Cool jobs

Nobody should be looking for a “cool job” — maybe this is just semantics, but jobs aren’t “cool”. They might be rewarding to varying degrees and offer varying levels of autonomy, but it seems wrong to think about their fashionability (being gainfully employed never goes out of fashion). The Fonzie approach to work seems pretty self-defeating to me. If you are doing something to be cool rather than to simply do whatever it is — making art to seem like a cool artist rather than because you enjoy making art — then you are always at one remove from your own activity, self-alienated. (I doubt both can be done simultaneously; the self-regarding pursuit of cool detracts from the pleasures of pure immersion in a task.) Plus the harder you try to establish your cool, the less cool you are. And the degree to which people think your job is cool is often the degree to which you are being undercompensated for doing it. A cool job is usually a matter of someone else insisting how cool it is to be associated with some company or industry, while you slog through the same administrative or managerial tasks you’d do at any job. You end up getting paid in cool instead of cold hard cash, and I know which currency I’d prefer. (No amount of cool is going to pay my electric bill when I’m 64.) Better to never let “cool” come into your thinking and just try to find ways to get paid for doing things you like to do.

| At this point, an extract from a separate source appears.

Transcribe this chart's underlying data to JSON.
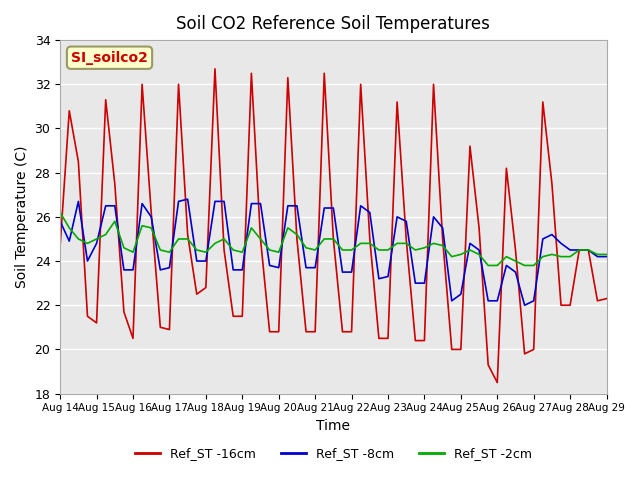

Of course that might be what you think of when you hear “cool” — I just hate to let it stand as a synomym for satisfying or interesting as the following writers do. Nevertheless, via Jane Galt comes some good job-seeking advice from Timothy Burke that readers — particularly those pursuing liberal arts degrees in hope of landing cool jobs — may find useful.

The bad news, and I’m not sure liberal arts institutions are always as forthright about saying this as they could be to their current undergraduates, is that the significant majority of immediately post-graduate employment experiences are going to suck. Dilbert’s office would be an improvement over quite a few of the ones I’ve heard about. I think my favorite job experience I’ve heard about in the last six years was the non-profit community group that paid $15,000 a year for a 55/hr week with no benefits or vacation time and was run by a near-psychotic incompetent. But there’s lots like that to go around. I do think we promise payoffs in the longer term from “critical thinking” and the like, so any student who’s listening carefully probably understands the implicit point being made when that’s said.

Thinking about people I know with Cool Jobs who are not academics, broadly speaking I can identify a couple of ways that they got there.

Route 1 to a Cool Job is applying to a Nasty Leftover job and then proving yourself with diligence and creativity to be a Cool Person and being promoted upwards to the stuff in the same workplace or organization that’s satisfying and interesting.

Route 2 to a Cool Job is going to graduate school but in a specific professional field, aimed at very specific technical proficiencies, skills and credentials, NOT a doctoral program aimed at becoming an academic. You’re looking for something that goes straight into a profession or field of employment outside of academia, preferably a program with a strong, proven track record of placing its graduates in employment. The shorter the program, the better.

Route 3 to a Cool Job is making a nuisance out of yourself in a way that feels very very difficult for a lot of folks (including myself)–basically exploiting your family and social networks, writing to strangers, showing up at lots of events and aggrandizing yourself in various ways, brownnosing if necessary, being gutsy and unafraid, jumping into strange situations without looking. The problem with this is not just that it is difficult to do, but that it takes a certain kind of personality and judicious ability to size up social situations to do it successfully. Somebody with the wrong personality or with a consistent inability to judge when and how the moment has arrived is going to do themselves way more harm than good following this strategy.

Route 4 is hanging out your own shingle in some fashion–if you’ve got a serious technical skill, some special area of knowledge, some ability to do creative writing, anything of that kind, you go into business or do consulting or sit down and write. Anything that either produces a concrete output (artwork, writing, programming, technology, a successful small business) or that serves as an effective entree to some larger institution by proving yourself is a good thing. That is, providing what you’re doing doesn’t suck–bad art, lame writing, or technically incompetent independent work isn’t going to help you any, and parasitic just-one-step-above-confidence-man kinds of consulting work may alienate rather than ingratiate. May require a significant other and/or parents you can sponge off of for a while.

Route 5 is basically paying lots and lots of dues, about ten to fifteen years of painfully bad or frustrating jobs where the next job is somewhat higher paying or more responsible than the last job, but not really a Cool Job or even a particularly good one–and then taking the accumulated reputational and professional capital from that and cashing it in to grab a Cool Job.

I think I was so seduced by the fiction of democratic meritocracy that I didn’t think making connections and networking was all that important. One could get by on sheer ability. What I didn’t understand is that, unless you are specialized in something extremely technical (i.e. you do something “not cool”), the ability to get along with other people is ability — more important than any other kind of knowledge or skill for most jobs in most bureaucratic organizations. Having an extensive social network is a good proxy for that ability to blend in organizationally. Judging by my experience in publishing, the easiest way to get a job somewhere is to know someone who already works there. I guess that is Burke’s route 3.